I’ve spent some time researching around, but can’t seem to find anything related to our issue, other than this post which has had no responses. It seems as though the Huggingface inference api/endpoint is only programmed to take a single string as the input, which doesn’t seem to make sense since clearly the model itself can support more. If this is the case, I will not be able to use this model for my purpose, as I am not sure how I would provide the previous questions/responses for the context of the current question.

Hopefully you were able to figure out your issue, and might be able to provide some feedback.

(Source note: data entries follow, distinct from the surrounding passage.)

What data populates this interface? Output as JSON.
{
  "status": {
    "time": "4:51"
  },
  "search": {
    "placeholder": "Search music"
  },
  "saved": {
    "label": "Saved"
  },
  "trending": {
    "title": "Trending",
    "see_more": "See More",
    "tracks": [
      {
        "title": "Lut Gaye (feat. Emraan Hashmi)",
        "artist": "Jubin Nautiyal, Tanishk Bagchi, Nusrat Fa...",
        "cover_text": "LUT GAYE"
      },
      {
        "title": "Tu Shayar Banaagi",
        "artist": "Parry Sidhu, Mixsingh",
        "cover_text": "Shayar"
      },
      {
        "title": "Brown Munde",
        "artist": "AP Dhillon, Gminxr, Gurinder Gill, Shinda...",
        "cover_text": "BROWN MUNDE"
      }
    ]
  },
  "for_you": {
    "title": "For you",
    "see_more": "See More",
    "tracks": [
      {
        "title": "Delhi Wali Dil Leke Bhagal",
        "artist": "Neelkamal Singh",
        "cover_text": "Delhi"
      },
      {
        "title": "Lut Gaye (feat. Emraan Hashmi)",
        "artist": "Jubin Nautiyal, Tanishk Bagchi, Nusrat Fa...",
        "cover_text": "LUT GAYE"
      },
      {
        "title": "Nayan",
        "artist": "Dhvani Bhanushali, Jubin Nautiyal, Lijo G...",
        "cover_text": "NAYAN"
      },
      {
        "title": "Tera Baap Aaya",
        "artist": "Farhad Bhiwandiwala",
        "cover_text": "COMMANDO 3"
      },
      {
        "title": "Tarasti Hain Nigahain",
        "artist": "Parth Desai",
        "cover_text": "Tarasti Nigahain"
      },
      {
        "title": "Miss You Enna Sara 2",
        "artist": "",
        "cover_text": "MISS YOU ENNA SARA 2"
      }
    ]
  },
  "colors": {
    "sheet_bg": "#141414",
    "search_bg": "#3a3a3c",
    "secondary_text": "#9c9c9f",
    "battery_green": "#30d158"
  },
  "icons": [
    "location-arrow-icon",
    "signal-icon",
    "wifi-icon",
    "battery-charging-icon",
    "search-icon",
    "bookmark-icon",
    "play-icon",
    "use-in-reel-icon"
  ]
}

I solved it by inputting a single string using the official Llama 2 format (see Llama 2 is here - get it on Hugging Face). I don’t know why the default Sagemaker Llama endpoint doesn’t work that way. But this works for me:

import json
import requests
API_URL = ""
headers = {"Authorization": f"Bearer hf_XXXXXXXXXXXXXXXXXX",
        "Content-Type": "application/json",}

def query(payload):
    json_body = {
        "inputs": f"[INST] <<SYS>> Your job is to talk like a pirate. Every reponse must sound like a pirate. <<SYS>> {payload} [/INST] ",
                "parameters": {"max_new_tokens":256, "top_p":0.9, "temperature":0.7}
    data = json.dumps(json_body)
    response = requests.request("POST", API_URL, headers=headers, data=data)
        return json.loads(response.content.decode("utf-8"))
        return response

data = query("Just say hi!")
print(data[0]['generated_text'].split('[/INST] ')[1])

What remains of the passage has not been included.